Глава 11. Профессор Илья Васильевич Кравцов
Скелет дёрнулся, моргнул бельмами, поперхнулся вложенным отростком и зашёлся тяжелым кашлем. Клара взвизгнула и отползла на другую сторону могилы.
Гоша, издав победный вопль, приподняла скелет за плечи и хлопнула чуть ниже шеи, выбивая застрявший язык.

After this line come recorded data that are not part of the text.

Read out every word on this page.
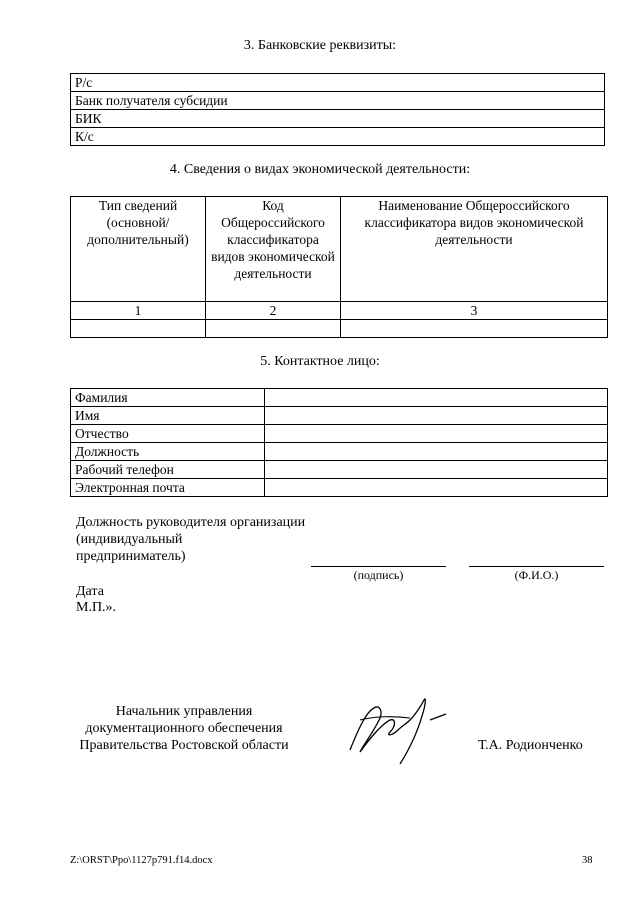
3. Банковские реквизиты:
Р/с
Банк получателя субсидии
БИК
К/с
4. Сведения о видах экономической деятельности:
Тип сведений (основной/ дополнительный)	Код Общероссийского классификатора видов экономической деятельности	Наименование Общероссийского классификатора видов экономической деятельности
1	2	3

5. Контактное лицо:
Фамилия	
Имя	
Отчество	
Должность	
Рабочий телефон	
Электронная почта	
Должность руководителя организации
(индивидуальный
предприниматель)
(подпись)	(Ф.И.О.)
Дата
М.П.».
Начальник управления
документационного обеспечения
Правительства Ростовской области	Т.А. Родионченко
Z:\ORST\Ppo\1127p791.f14.docx	38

От натуги глазные яблоки вытаращились и посинели, череп выплюнул змеёй оживший щуп, лизнул им воздух и надрывно вдохнул.
— Лопни мои глаза! — изрёк сверху Иннокентий, который, как оказалось, наблюдал за происходящим с безопасного расстояния.
Череп прислушался и, подобно собаке на запах, поднял голову в сторону слесаря. Бельма вывернулись и уставились на него полыхающими огнём радужками, в которых круглые чёрные зрачки вытянулись и превратились в щели, рассекающие пламя надвое. Длинный и гибкий язык вновь стрельнул из дыры в зубах в направлении Иннокентия. Череп медленно обвёл пламенным взором могилу, задержался на Кларе, пульнул раздвоенной плетью в неё, втянул носом воздух и молвил глухим басом:
— Я умер?
— Ммм… Не совсем, профессор, — мягко ответила Гоша. — То есть, да, конечно. Вы умерли, но с тех пор прошло больше пятидесяти лет.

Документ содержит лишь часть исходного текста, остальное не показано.